The heart of the home, however, is an authentic tatami room surrounded by elegant shoji screens that is elevated from the first floor. In a typical Japanese home, such a space can be used as an eating area, a study, an area for contemplation, and often, a bedroom. The Crawfords use theirs primarily for entertaining and dining. “This works out really well for breakfast when you have overnight guests, or for dinner or cocktails, and it’s also a good relaxing, reflecting area,” says John. Materials for the room were crafted and shipped by a Japanese carpentry supplier based in California who, at first introduction, gave Miao pause. “Andrew was a little skeptical because his name was ‘Clyde,’” laughs John, but with Miao’s design, the Crawford’s vision and the determination of builder Michael Squier of Hyannis-based Squier Construction, the room has become the home’s masterpiece. The alcove pillar is made from tokobashira, a tree grown in Japan, a corner post in the ceremonially important alcove called tokonoma, the recessed space that is the focal point of the room where a decorative scroll hangs. Japanese wallpaper in an earthen hue offers a grass-like texture on the walls and ambient lighting illuminates the space. Underfoot lay a series of tatami mats that hold special meaning for the Crawfords.

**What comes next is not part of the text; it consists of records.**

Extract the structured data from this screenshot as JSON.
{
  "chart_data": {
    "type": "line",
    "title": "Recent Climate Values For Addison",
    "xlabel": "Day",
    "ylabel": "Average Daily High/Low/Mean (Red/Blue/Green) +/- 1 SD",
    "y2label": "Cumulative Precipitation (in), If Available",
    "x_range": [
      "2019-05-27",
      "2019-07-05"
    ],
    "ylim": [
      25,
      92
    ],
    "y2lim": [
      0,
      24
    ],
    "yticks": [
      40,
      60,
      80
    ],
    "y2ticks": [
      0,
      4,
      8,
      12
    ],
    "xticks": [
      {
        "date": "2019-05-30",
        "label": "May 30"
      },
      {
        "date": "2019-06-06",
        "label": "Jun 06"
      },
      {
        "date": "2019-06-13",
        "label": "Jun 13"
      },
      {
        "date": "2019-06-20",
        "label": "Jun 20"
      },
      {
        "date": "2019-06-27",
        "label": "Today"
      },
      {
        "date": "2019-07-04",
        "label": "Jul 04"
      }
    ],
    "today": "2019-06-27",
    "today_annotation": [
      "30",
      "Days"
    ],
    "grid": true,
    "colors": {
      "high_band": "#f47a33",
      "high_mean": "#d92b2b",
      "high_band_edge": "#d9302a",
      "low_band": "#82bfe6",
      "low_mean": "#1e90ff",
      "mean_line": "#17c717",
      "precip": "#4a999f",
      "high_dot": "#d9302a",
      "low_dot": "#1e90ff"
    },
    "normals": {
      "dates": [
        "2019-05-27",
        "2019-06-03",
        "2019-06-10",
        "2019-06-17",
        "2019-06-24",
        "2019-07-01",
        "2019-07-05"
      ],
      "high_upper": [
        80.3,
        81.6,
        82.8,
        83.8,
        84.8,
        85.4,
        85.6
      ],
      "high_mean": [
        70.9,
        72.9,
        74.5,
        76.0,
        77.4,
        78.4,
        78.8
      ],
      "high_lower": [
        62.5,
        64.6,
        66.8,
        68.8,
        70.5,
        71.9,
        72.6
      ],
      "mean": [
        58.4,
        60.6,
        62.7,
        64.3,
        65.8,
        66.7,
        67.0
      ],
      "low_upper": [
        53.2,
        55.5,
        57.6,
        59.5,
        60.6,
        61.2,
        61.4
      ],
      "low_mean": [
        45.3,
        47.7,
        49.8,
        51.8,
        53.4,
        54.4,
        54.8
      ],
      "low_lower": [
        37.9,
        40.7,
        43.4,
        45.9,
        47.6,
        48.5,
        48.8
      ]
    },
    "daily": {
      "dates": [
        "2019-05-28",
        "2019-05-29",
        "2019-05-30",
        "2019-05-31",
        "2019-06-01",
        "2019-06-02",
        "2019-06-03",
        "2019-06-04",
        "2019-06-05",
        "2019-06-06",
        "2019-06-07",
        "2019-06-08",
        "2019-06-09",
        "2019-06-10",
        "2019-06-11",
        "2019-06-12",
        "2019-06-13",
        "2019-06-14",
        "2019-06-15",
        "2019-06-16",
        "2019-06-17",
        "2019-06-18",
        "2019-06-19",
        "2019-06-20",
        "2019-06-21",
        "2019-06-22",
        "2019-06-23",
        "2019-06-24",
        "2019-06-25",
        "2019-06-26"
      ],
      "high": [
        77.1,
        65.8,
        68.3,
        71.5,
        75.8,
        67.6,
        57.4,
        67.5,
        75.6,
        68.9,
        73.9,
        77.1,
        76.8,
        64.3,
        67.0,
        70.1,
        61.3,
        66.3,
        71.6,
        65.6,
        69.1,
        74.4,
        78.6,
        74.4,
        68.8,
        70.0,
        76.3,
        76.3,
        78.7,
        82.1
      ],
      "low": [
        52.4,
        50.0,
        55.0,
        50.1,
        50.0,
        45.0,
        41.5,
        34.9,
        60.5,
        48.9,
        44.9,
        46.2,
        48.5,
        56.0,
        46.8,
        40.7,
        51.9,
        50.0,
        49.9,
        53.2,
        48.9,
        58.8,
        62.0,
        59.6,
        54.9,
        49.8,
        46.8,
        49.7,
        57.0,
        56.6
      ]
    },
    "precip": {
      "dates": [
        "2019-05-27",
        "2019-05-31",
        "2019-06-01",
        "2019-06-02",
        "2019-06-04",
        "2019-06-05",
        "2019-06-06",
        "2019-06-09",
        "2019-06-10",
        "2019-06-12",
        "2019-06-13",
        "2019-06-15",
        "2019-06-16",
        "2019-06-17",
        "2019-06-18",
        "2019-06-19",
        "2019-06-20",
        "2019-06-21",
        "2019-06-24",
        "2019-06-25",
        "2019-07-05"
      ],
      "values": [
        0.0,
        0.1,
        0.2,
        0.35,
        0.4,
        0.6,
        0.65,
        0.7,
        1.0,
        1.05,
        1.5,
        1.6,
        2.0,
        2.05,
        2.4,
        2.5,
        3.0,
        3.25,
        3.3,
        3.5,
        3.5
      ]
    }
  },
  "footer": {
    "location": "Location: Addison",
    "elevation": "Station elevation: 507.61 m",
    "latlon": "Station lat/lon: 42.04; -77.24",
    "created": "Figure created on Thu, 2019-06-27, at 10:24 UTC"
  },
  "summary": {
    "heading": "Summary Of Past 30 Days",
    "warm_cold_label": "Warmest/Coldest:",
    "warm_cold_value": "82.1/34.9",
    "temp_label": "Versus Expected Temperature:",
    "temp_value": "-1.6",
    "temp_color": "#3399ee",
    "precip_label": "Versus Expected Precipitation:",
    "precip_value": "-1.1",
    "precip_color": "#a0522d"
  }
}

In Shoto, Shibuya, their Tokyo neighborhood, the couple habitually passed a little workshop for four years, curious about the shopkeeper’s trade. Their quest to bring authentic tatami mats back to U.S. when they moved led them to the neighborhood shop, where an order for 10 mats was placed and a fast friendship forged. Before their departure, the tatami maker gifted the couple with a number of ancestral kimonos, explaining the meaning of each one. The touching gift today rests in a striking tansu, a Japanese lacquer clothing chest.
The master bedroom and bath, laundry room, storage closet, powder room and mud room are also on the first floor. “The concept is one floor living, so everything we need is right here,” says John. “In fact, the second floor is sort of an add-on for company and resale value; we don’t really use it much.” Outside, a traditional Japanese wall lends a panoramic view, says Miao, and a modern interpretation of an engawa, an indoor/outdoor veranda, is found on varying areas of the exterior.
The overall project, concedes John, has been 10 years in the making with “thousands of decisions” along the way. But it has been well worth the journey.